Das Land teilte am Donnerstag mit, dass die traditionelle Flaggenparade der Einsatzorganisationen anlässlich des Nationalfeiertags wegen der Flüchtlingssituation abgesagt worden sei.

2.000 Planstellen

Zur besseren Bewältigung der Flüchtlingssituation will Innenministerin Johanna Mikl-Leitner (ÖVP) ab kommendem Jahr 1.500 bis 2.000 Planstellen für die Polizei. "Unsere Polizistinnen und Polizisten brauchen eine dauerhafte Verstärkung. Sie leisten enorme Arbeit und bewegen sich seit Wochen an der Belastungsgrenze", sagte Mikl-Leitner der "Kronen Zeitung" zufolge. Das Innenministerium bestätigte den Bericht. Im September wurden von den Beamten mehr als 420.000 Einsatzstunden geleistet. Davon waren fast die Hälfte Überstunden, hieß es aus dem Innenministerium.

Das Bundeskanzleramt zeigt sich bezüglich der Forderung nach zusätzlichen Planstellen offen: "Wir sind in laufenden Gesprächen mit dem Innenministerium. Wir haben in Personalfragen schon bisher stets Unterstützung geleistet, entsprechend des aktuellen Bedarfs", erklärte Staatssekretärin Sonja Steßl (SPÖ).

Steßl verwies in einer Stellungnahme auch darauf, dass das Innenministerium heuer bereits 250 zusätzliche Polizisten genehmigt bekommen hat. Auch für die Jahre 2016 bis 2018 sind jeweils 250 zusätzliche Stellen vorgesehen, die auch im Budgetrahmen berücksichtigt sind. Damit werden, so wie auch bereits in der vorhergehenden Legislaturperiode, erneut um 1.000 Polizisten mehr in den Dienst gestellt.

Für die Steiermark kündigte Mikl-Leitner darüber hinaus eine Aufstockung auf über 700 Beamte an. Die Polizei tue alles, um die Situation unter Kontrolle zu halten, reagierte sie auf Schützenhöfers Kritik. Ohne eine Außengrenzkontrolle und funktionierende Hotspots in Griechenland "werden wir aber der Lage nicht Herr".

Zu Fuß Richtung Norden

Am Mittwoch war es in der Sammelstelle für aus Slowenien ankommende Flüchtlinge zu chaotischen Szenen gekommen. Gegen Mittag hatten sich mehr als 1.500 Menschen selbstständig zu Fuß auf den Weg Richtung Norden gemacht. Laut Polizei ist ein Großteil zurückgekehrt, der Rest sei je nach Schritttempo bisher bis Leibnitz oder weiter gekommen, erklärte die Polizei am Abend.

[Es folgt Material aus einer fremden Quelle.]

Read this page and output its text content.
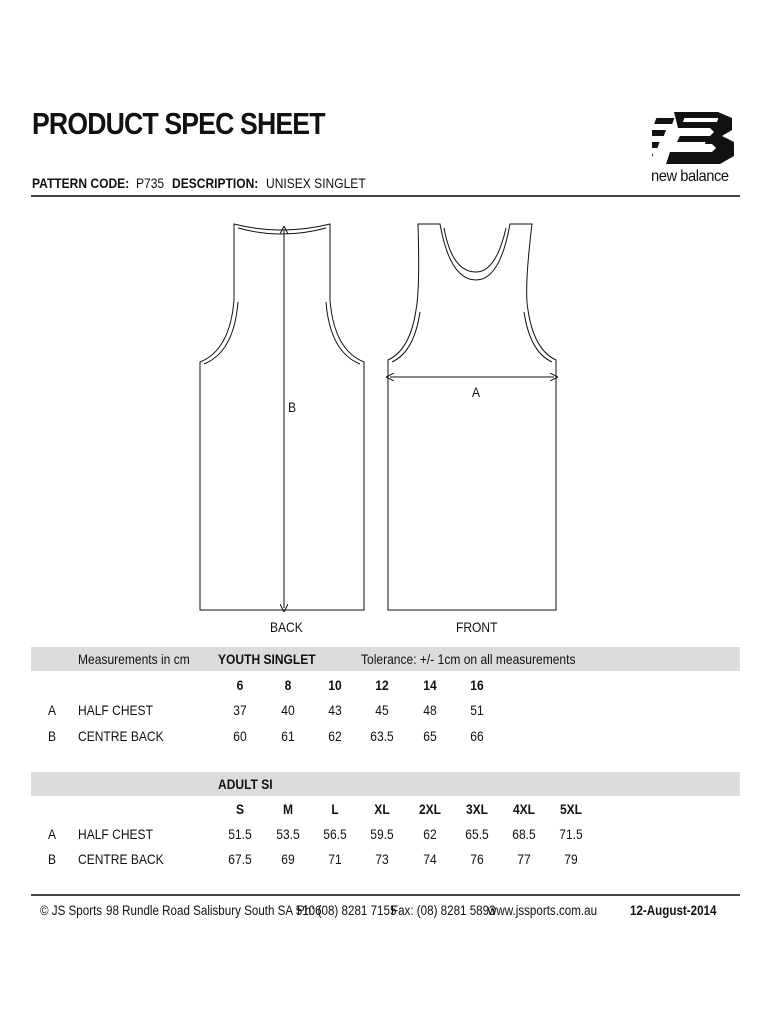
PRODUCT SPEC SHEET
new balance
PATTERN CODE: P735 DESCRIPTION: UNISEX SINGLET
B
A
BACK	FRONT
Measurements in cm YOUTH SINGLET	Tolerance: +/- 1cm on all measurements
6	8	10	12	14	16
A HALF CHEST	37	40	43	45	48	51
B CENTRE BACK	60	61	62	63.5	65	66
ADULT SI
S	M	L	XL	2XL	3XL	4XL	5XL
A HALF CHEST	51.5	53.5	56.5	59.5	62	65.5	68.5	71.5
B CENTRE BACK	67.5	69	71	73	74	76	77	79
© JS Sports 98 Rundle Road Salisbury South SA 5106
Ph: (08) 8281 7155
Fax: (08) 8281 5893
www.jssports.com.au 12-August-2014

Der Zustrom aus Slowenien war Mittwochabend laut Rotem Kreuz weiter ungebrochen. Rund 3.000 Flüchtlinge mussten am Abend von den Helfern betreut und versorgt werden. Zwei weitere beheizbare Großzelte sollen am Donnerstag fertig werden, womit dann zumindest 2.400 Menschen ein provisorisches Dach an der Sammelstelle über dem Kopf haben, erklärten die Einsatzkräfte.

Situation entspannt

Klaus Steinwendter, Einsatzleiter des Roten Kreuzes in der Sammelstelle, sagte am Abend der APA, dass die Situation angespannt sei und "nicht mehr weit von einem neuerlichen Durchbruch der Flüchtlinge entfernt". Die Stimmung sei "schon sehr aufgeheizt", immer wieder sei Geschrei zu hören. Viele warteten schon seit Stunden auf Busse, die sie in Notquartiere und Richtung Deutschland weiterbringen.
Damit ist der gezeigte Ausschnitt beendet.